Clarification: The statement regarding the Conseco trust mischaracterizes the situation. On Nov. 12, 2008, Conseco Inc. completed the transfer of Conseco Senior Health Insurance Company to an independent trust for the exclusive benefit of CSHI's long-term care policyholders. This transaction was approved by the Pennsylvania Department of Insurance.
An unexpected announcement by MetLife that it will exit the long term care insurance market in less than two months stunned an industry that has been forced to endure an escalating series of negative announcements over the last three years. The industry has worked for years to meet the needs of baby boomers would begin crossing over into retirement age, and long term care insurance policy sales should be booming. But instead, the industry has been set back by decreasing sales, rate increases, blocks of business being taken over by state risk pools, and now the sudden departure of one of the leading carriers and brand names for retirement and long term care security.
This storm has been brewing for some time, but it became particularly evident in the last three years through a series of disruptive events emanating from the leading long term care insurers. In 2007, John Hancock and Genworth began raising rates by 20 percent on new policies sold. At the end of 2008, the Pennsylvania Insurance Department took over a large block of Conseco policies and moved them to a state-run risk pool to ensure they would remain solvent. In September, 2010, John Hancock made a stunning announcement that it would increase rates on in-force policies by 40 percent and would suspend group product sales, and in October, Genworth announced it, too, would again raise rates on at least 26 percent of its in-force business.

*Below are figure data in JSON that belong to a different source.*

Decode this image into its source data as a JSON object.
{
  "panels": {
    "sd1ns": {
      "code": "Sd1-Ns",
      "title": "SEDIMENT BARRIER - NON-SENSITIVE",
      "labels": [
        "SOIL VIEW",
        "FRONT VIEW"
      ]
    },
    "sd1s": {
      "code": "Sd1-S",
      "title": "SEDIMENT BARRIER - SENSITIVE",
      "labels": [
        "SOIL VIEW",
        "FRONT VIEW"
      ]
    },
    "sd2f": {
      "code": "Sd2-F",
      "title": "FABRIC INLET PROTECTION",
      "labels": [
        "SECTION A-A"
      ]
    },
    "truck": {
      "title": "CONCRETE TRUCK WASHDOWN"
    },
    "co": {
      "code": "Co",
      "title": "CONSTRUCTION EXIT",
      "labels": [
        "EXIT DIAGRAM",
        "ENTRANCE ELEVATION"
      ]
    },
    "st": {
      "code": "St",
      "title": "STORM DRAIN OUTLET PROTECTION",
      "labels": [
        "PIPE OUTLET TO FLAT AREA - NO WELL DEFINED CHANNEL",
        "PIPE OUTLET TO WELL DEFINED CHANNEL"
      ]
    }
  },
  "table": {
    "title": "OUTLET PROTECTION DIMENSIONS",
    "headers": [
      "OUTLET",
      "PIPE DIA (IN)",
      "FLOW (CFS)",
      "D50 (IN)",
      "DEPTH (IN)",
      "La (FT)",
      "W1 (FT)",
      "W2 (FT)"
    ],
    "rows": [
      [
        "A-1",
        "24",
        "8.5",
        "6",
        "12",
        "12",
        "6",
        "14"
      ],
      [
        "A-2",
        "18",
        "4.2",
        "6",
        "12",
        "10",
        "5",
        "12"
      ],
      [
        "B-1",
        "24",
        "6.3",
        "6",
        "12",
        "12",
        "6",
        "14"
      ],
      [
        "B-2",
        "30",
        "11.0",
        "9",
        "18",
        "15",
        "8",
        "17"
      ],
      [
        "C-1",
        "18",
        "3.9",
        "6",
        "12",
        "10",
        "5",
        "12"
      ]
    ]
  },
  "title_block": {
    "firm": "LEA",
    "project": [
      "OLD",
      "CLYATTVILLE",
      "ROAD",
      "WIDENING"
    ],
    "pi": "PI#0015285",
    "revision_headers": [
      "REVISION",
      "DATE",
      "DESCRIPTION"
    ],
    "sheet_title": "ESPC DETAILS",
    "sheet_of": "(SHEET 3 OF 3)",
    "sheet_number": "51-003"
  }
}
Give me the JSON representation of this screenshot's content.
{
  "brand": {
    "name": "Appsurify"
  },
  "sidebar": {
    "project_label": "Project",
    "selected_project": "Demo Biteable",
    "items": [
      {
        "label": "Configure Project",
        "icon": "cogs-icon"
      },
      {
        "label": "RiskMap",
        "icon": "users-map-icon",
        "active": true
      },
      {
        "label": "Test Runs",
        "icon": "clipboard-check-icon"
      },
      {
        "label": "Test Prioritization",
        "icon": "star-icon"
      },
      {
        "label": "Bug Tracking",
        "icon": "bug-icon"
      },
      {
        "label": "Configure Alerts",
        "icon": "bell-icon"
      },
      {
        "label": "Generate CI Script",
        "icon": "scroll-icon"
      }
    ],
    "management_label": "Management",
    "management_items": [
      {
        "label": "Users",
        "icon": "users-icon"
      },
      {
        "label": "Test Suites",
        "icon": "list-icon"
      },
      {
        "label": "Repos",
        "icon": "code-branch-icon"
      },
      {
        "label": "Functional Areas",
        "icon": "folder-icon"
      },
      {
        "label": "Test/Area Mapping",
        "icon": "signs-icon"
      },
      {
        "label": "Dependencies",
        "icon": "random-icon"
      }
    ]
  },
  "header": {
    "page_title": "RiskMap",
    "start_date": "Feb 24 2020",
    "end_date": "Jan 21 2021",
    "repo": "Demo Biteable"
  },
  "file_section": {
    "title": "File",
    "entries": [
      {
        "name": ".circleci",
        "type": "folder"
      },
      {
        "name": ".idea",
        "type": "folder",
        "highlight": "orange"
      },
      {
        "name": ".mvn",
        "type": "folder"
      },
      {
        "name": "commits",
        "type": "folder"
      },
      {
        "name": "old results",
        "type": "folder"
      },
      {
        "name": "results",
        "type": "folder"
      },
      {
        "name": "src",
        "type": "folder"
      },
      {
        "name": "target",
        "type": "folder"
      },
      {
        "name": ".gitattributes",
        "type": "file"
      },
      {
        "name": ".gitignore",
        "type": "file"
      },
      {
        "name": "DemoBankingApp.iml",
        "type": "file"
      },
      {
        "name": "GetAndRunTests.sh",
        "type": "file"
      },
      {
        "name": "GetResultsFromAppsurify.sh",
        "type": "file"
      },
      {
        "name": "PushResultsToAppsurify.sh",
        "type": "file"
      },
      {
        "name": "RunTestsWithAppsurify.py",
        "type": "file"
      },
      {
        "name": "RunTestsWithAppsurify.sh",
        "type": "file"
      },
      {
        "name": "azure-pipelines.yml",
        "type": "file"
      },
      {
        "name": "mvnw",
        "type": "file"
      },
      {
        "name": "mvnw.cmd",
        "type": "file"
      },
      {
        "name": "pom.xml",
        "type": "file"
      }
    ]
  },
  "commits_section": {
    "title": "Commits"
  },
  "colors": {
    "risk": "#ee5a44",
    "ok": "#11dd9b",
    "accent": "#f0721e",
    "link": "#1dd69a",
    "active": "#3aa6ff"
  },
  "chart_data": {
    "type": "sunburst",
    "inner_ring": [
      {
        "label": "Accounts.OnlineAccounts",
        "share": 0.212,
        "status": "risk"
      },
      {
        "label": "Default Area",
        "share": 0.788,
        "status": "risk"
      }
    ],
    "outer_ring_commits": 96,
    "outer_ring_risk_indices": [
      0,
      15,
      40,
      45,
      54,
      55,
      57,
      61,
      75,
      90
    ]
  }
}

And then, a truly unexpected and major blow to the stability of the LTCI market came with the announcement that Met Life would abandon the long term care insurance marketplace effective Dec. 30, 2010.
The domino effect
The common factor for all this action seems to be incorrect pricing on LTCI costs attributed to carriers underestimating the longevity of policyholders and the level of policy persistence. Simply put, long term care insurers underpriced the products, and it has become increasingly expensive for carriers to keep policies on the books for longer periods of time at the original price for which they were sold. Solutions to this situation have come in the form of rate increases on new and existing business, abandoning blocks of business, and leaving it to the states to take over – or, as in most recently, exiting the market altogether.
Genworth attributes its rate increases to "persistency, or the number of people who will retain, rather than lapse, their policies over time – leading to higher claims than pricing assumed for these older policies." Similarly, when John Hancock examined its claims experience between 1990 and 2010, it discovered "unfavorable claims patterns," according to Marianne Harrison, president of John Hancock Long Term Care.